She stood up and sighed deeply. Not grief, but anger flashed in her eyes. Her white teeth bit into her lip, she paced up and down the room, her hands pressed upon her bosom, as if to still the raging storm threatening to break her heart.

Then she stood still before her writing-table, and looked angrily at von Stielow's portrait.

"Why did you come into my life," she cried, "to rob me of my peace, and to make me purchase a few hours' happiness with such frightful tortures?"

Her looks rested long on the portrait. Slowly and gradually the angry expression passed from her features; a mild, sorrowful light shone in her eyes.

"And my short happiness was so fair," she whispered. "Is it then possible that those true eyes could lie? Is it possible that at the very time---"

She sank into a chair near her table, and half involuntarily following the sweet habit of the last short time, she opened an ebony casket, enriched with mother-o'-pearl and gold.

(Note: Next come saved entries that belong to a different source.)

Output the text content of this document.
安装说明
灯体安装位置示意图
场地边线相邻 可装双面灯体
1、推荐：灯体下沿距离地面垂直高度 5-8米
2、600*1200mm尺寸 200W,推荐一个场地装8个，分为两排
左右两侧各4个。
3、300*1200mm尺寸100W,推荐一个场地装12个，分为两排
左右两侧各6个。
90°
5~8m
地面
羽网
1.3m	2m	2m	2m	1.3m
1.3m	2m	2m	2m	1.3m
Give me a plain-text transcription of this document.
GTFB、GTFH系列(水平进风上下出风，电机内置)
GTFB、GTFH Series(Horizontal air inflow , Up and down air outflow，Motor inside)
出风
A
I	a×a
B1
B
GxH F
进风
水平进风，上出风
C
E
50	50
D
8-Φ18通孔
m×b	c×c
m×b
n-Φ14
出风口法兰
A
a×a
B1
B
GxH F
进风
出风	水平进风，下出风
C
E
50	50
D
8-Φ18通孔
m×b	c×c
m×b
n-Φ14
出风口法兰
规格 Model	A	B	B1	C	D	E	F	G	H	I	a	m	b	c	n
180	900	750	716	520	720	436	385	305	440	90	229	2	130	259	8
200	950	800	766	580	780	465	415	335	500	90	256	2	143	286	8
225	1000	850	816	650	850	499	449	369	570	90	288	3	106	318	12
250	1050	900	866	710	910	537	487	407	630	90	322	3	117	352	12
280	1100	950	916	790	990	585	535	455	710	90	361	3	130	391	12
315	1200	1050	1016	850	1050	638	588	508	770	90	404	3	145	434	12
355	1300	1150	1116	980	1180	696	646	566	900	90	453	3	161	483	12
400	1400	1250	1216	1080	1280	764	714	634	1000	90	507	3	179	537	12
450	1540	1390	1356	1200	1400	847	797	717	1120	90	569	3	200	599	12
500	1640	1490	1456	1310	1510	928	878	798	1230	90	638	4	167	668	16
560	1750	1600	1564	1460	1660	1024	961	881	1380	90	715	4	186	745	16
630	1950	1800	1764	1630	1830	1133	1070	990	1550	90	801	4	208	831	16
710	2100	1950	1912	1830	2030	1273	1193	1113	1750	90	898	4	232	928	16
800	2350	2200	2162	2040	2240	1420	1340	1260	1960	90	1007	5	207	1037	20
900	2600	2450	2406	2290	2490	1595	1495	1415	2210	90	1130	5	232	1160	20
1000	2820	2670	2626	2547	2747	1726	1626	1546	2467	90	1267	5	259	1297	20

In this casket were the letters her lover had written to her from the camp. They were all short, hurried notes, many of them very dirty from the numerous hands they had passed through before they reached her. She knew them all by heart, those love greetings that said so little and yet so much, that she had waited for with such longing, that she had received with such exulting joy, that she had read and read again with such happiness.

Mechanically she took one of the letters, and allowed her eyes slowly to follow the lines.

Then she threw away the paper with a movement of horror.

"And with the same hand," she cried, "with which he wrote these words--" She did not finish the sentence, but gazed gloomily before her.